ABC’s American Idol debuted Sunday to strong ratings, but a significant number of people didn’t stay with the show on Monday, when it was easily beaten by The Voice.
An important caveat: These are just overnight ratings, which means people who watch live or the same day on their DVRs. The ratings increase from those who watch on DVR within three, seven, or even 30 days are increasingly important to networks, and I cover overnight ratings far less because mean less than they used to. Still, they can be instructive, especially to gauge interest in a new, super-hyped show, and especially when that show airs directly opposite its competition.
Sunday, 10.34 million people watched the season premiere, earning the show a 2.3 rating among people 18 to 49. Fox’s attemtpt to counter-program with O.J. Simpson: The Lost Confession? didn’t work: only 4.4 million people watched, with a 1.2.

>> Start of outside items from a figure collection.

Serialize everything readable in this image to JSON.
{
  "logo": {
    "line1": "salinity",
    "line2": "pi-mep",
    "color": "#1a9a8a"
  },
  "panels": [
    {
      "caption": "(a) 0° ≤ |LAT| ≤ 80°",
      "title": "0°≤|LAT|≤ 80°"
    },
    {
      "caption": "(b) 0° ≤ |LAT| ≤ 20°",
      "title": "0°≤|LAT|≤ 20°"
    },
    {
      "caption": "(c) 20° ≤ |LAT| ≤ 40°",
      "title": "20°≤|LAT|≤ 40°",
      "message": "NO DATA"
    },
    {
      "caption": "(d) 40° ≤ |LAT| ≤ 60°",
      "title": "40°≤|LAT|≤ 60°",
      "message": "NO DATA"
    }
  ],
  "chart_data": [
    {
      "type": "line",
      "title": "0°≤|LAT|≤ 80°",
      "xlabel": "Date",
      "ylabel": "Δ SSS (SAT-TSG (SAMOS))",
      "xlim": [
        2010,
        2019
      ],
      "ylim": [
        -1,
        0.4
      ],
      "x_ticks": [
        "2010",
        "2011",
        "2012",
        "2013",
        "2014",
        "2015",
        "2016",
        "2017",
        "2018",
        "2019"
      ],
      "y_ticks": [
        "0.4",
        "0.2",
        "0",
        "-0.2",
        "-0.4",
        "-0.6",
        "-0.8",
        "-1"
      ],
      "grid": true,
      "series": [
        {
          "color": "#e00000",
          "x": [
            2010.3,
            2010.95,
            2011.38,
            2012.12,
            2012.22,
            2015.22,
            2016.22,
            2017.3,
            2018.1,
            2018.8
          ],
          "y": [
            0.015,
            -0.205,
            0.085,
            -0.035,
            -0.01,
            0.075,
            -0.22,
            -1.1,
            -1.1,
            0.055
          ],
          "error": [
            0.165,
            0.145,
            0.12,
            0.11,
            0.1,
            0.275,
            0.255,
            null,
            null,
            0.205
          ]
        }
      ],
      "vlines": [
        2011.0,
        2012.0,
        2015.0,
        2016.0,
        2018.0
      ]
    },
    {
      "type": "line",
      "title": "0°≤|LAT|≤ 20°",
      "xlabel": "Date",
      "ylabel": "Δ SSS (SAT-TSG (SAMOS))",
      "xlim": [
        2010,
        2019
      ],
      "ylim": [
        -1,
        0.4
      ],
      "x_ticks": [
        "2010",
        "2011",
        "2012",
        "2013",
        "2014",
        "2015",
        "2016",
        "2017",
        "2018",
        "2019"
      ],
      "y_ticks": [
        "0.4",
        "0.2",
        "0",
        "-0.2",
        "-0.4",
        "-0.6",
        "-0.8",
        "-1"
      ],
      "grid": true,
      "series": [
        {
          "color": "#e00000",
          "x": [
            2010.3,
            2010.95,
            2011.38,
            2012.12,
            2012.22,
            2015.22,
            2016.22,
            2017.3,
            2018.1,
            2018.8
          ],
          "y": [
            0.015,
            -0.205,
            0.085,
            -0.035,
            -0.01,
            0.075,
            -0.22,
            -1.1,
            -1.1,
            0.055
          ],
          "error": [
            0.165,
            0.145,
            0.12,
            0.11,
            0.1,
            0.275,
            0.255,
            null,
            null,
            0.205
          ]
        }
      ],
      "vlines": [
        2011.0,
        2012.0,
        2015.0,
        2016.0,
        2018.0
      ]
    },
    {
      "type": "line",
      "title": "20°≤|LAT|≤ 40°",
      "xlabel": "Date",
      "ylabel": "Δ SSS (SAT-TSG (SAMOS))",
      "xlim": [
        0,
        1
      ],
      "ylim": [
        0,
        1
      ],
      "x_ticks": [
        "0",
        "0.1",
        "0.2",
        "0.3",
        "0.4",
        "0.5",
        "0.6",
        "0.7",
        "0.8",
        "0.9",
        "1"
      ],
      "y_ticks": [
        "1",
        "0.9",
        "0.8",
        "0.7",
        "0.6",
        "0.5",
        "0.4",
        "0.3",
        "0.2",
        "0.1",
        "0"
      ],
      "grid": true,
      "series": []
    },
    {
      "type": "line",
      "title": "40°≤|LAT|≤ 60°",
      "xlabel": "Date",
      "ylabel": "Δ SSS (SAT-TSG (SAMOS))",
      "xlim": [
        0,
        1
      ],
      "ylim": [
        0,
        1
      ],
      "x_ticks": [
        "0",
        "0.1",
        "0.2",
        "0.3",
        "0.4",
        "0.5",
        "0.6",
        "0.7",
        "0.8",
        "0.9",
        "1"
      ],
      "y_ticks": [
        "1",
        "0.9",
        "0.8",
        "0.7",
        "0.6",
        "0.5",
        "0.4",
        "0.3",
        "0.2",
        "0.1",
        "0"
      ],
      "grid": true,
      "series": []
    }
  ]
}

On Monday, airing against The Voice, two million fewer people tuned in to American Idol, and it lost The Voice—8.36 million (1.8 in 18-49) for Idol compared to The Voice’s 11.72 million (2.3). (As Joe Adalian points out, The Voice gained total viewers week to week, though stayed the same among younger viewers.) The Good Doctor, which followed Idol, did better in overall viewers.
These are still good numbers for ABC: Idol’s Monday ratings were better than average Monday ratings for both The Bachelor and Dancing with the Stars, according to TV By the Numbers.
And TV By The Numbers’ Rick Porter looked at ABC’s history of singing competitions, and it’s clear Idol is the network’s biggest singing competition success since the dawn of modern broadcast reality TV in 2000, which ABC kicked off with Making the Band.